Heart of the Order: Francisco Lindor, Pete Alonso, Robinson Cano
For the most part, the heart of the Mets lineup seems straightforward on the surface, but the one position of uncertainty carries a lot of weight in how successful this lineup may be.
Despite an underwhelming and tumultuous first season in Queens, Francisco Lindor should continue as the Mets’ third hitter in 2022. Much has been said about his struggles at the plate last year (.230/.322/.412 with a league average OPS+), but Lindor’s strong final month (.895 OPS in his last 30 games) coupled with a deeper lineup make him a prime bounce-back candidate.
Speaking of bounce-back seasons, Pete Alonso’s strong 2021 solidified his spot as the team’s cleanup hitter. After struggling to find consistency in 2020, the “Polar Bear” rebounded with 37 home runs (third in the National League), 94 runs batted in, and a 134 OPS+ last year, not to mention a successful defense of his Home Run Derby crown. What was most impressive, however, was Alonso’s ability to make more contact at the plate, highlighted by cutdowns in whiff rate (18% improvement in 2021, per Baseball Prospectus) and strikeouts (19.9% strikeout rate after sitting above 25% in his first two seasons).

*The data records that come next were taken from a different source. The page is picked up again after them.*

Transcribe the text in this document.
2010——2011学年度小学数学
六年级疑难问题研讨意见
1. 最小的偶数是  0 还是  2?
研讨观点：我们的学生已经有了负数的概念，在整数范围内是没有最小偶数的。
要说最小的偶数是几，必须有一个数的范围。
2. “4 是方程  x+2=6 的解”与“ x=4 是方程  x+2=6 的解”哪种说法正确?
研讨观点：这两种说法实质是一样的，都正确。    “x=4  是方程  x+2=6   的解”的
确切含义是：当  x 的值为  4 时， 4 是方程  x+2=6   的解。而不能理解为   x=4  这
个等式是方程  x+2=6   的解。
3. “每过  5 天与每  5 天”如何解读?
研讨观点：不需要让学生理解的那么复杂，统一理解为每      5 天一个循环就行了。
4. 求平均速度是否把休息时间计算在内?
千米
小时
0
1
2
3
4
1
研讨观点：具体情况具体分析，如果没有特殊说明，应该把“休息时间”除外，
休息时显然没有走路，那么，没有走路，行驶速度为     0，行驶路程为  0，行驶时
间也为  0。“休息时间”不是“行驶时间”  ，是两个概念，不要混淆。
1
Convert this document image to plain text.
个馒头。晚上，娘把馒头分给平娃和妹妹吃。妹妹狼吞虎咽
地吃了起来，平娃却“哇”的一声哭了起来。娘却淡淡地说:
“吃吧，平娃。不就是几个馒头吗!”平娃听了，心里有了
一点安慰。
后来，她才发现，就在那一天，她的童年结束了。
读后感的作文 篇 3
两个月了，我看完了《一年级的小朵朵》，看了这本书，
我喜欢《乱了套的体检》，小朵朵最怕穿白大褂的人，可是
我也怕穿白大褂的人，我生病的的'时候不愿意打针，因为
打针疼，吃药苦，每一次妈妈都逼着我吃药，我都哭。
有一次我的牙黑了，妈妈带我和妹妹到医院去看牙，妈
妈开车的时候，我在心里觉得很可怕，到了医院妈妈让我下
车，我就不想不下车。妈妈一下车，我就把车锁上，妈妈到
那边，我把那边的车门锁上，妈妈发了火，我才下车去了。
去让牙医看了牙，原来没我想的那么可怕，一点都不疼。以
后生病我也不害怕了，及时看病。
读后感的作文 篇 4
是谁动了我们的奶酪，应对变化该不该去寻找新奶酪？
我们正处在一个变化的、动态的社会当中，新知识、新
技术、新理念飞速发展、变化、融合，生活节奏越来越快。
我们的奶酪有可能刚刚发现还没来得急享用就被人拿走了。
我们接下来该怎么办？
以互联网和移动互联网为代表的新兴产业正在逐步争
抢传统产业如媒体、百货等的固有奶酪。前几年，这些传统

For the fifth spot, Buck Showalter could go a few different routes. There is a case to be made for Jeff McNeil who, despite an alarming drop-off in production last season (.251 batting average after hitting .319 across his first three seasons), could lengthen the middle of the lineup if he plays closer to his career norms.
Mark Canha could also be an option here. The outfielder served primarily as Oakland’s leadoff hitter last season but was more often a five-hole hitter in the two seasons prior, during which he posted the best on-base percentages of his career (.396 and .387 in 2019 and 2020, respectively).
Then there is Robinson Cano, who is an enigma after missing all of 2021 due to a PED-related suspension. The eight-time All-Star hit .316 with 19 extra-base hits in 171 at-bats in 2020, but at age 39 after a year away from major league action, it’s obvious to wonder just how much the Mets can still expect from Cano. Unless they can somehow negotiate a buyout of the final two years of his contract (he is owed $24 million annually, with $3.75 million per year paid by the Seattle Mariners), the Mets will almost certainly play Cano somewhat regularly, at least at the start of the season.
While there is bound to be some experimenting, the guess here is that Cano will get a shot at batting behind Lindor and Alonso as the designated hitter. If Cano’s track record means anything at this point, he at least offers the potential for a high average hitter with power from the left side, which could balance the rest of the lineup nicely.